Department of Parasitology, Postgraduate Institute of Medical Education and Research, Chandigarh-160 012, India.
BMC Infect Dis. 2009 Nov 18;9:179. doi: 10.1186/1471-2334-9-179.
Cryptosporidium parvum, the protozoan parasite, causes a significant enteric disease in immunocompromised hosts such as HIV patients. The present study was aimed to compare serum IgG, IgM and IgA responses to crude soluble antigen of C. parvum in HIV seropositive and seronegative patients co-infected with Cryptosporidium and to correlate the responses with symptomatology.
Cryptosporidium parvum specific serum antibody (IgG, IgM and IgA) responses were assessed by ELISA in 11 HIV seropositive Cryptosporidium positive (Group I), 20 HIV seropositive Cryptosporidium negative (Group II), 10 HIV seronegative Cryptosporidium positive (Group III), 20 HIV seronegative Cryptosporidium negative healthy individuals (Group IV) and 25 patients with other parasitic diseases (Group V).
A positive IgG and IgA antibody response was observed in significantly higher number of Cryptosporidium infected individuals (Gp I and III) compared to Cryptosporidium un-infected individuals (Gp II, IV and V) irrespective of HIV/immune status. Sensitivity of IgG ELISA in our study was found to be higher as compared to IgM and IgA ELISA. The number of patients with positive IgG, IgM and IgA response was not significantly different in HIV seropositive Cryptosporidium positive patients with diarrhoea when compared to patients without diarrhoea and in patients with CD4 counts <200 when compared to patients with CD4 counts >200 cells/microl.
The study showed specific serum IgG and IgA production in patients infected with Cryptosporidium, both HIV seropositive and seronegative as compared to uninfected subjects suggesting induction of Cryptosporidium specific humoral immune response in infected subjects. However, there was no difference in number of patients with positive response in HIV seropositive or seronegative groups indicating that HIV status may not be playing significant role in modulation of Cryptosporidium specific antibody responses. The number of patients with positive IgG, IgM and IgA response was not significantly different in patients with or without history of diarrhoea thereby indicating that Cryptosporidium specific antibody responses may not be necessarily associated with protection from symptomatology.
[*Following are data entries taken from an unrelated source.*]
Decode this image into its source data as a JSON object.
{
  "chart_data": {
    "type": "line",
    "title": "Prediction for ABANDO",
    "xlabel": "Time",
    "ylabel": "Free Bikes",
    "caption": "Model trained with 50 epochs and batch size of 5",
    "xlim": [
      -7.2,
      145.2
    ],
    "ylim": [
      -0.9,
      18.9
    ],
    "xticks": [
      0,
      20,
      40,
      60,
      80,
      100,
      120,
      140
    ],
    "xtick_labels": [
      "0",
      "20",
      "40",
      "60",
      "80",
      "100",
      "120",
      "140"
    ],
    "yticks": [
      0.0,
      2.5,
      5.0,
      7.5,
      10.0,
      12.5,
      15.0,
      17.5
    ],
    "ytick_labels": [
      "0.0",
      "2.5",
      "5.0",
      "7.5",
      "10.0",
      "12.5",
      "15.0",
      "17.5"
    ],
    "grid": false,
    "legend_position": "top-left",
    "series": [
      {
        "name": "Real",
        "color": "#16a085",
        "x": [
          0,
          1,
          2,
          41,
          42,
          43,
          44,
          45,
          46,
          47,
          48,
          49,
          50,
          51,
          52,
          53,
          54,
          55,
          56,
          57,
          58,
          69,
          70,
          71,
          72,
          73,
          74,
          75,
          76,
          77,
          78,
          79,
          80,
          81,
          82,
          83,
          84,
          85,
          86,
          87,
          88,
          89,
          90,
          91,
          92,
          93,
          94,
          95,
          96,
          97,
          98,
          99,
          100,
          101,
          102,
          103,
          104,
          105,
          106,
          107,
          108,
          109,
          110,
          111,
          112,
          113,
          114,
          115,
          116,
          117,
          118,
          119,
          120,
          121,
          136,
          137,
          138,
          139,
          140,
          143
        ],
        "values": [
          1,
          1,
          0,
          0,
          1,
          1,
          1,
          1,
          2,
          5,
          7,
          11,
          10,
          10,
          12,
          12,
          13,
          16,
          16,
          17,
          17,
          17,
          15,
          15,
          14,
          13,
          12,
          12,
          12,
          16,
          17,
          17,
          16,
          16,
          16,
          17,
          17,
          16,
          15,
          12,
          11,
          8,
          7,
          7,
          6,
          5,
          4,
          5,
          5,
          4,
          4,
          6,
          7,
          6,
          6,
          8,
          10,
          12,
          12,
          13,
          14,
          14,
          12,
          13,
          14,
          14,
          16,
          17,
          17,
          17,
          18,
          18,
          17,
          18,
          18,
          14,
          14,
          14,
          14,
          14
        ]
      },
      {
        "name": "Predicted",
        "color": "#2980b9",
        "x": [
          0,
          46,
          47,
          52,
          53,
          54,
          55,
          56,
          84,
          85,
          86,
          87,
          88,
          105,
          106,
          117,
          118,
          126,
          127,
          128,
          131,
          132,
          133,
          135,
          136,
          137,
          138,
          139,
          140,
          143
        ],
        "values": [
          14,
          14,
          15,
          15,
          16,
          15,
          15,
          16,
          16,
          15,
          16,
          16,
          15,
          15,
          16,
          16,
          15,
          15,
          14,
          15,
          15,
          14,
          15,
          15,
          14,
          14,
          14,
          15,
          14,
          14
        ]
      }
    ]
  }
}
微小隐孢子虫是一种原生动物寄生虫,会导致免疫功能低下的宿主(如 HIV 患者)发生严重的肠道疾病。本研究旨在比较 HIV 血清阳性和阴性的隐孢子虫合并感染患者对微小隐孢子虫粗可溶性抗原的血清 IgG、IgM 和 IgA 反应,并将这些反应与症状相关联。
采用 ELISA 法检测 11 例 HIV 血清阳性的隐孢子虫阳性(I 组)、20 例 HIV 血清阳性的隐孢子虫阴性(II 组)、10 例 HIV 血清阴性的隐孢子虫阳性(III 组)、20 例 HIV 血清阴性的隐孢子虫阴性健康个体(IV 组)和 25 例其他寄生虫病患者(V 组)的微小隐孢子虫特异性血清抗体(IgG、IgM 和 IgA)反应。
与未感染隐孢子虫的个体(II、IV 和 V 组)相比,感染隐孢子虫的个体(I 组和 III 组)中观察到更高比例的 IgG 和 IgA 抗体阳性反应,而不论 HIV/免疫状态如何。在本研究中,IgG ELISA 的敏感性高于 IgM 和 IgA ELISA。与无腹泻的患者相比,腹泻的 HIV 血清阳性的隐孢子虫阳性患者的 IgG、IgM 和 IgA 阳性反应的患者数量没有显著差异,与 CD4 计数<200 的患者相比,CD4 计数>200 个细胞/微升的患者的 IgG、IgM 和 IgA 阳性反应的患者数量也没有显著差异。
该研究表明,与未感染的个体相比,感染微小隐孢子虫的 HIV 血清阳性和阴性患者均产生特异性血清 IgG 和 IgA,表明感染的个体中诱导了微小隐孢子虫特异性体液免疫反应。然而,在 HIV 血清阳性或阴性组中,阳性反应的患者数量没有差异,表明 HIV 状态可能在调节微小隐孢子虫特异性抗体反应中没有发挥重要作用。有或没有腹泻病史的患者的 IgG、IgM 和 IgA 阳性反应的患者数量没有显著差异,这表明微小隐孢子虫特异性抗体反应不一定与避免症状相关。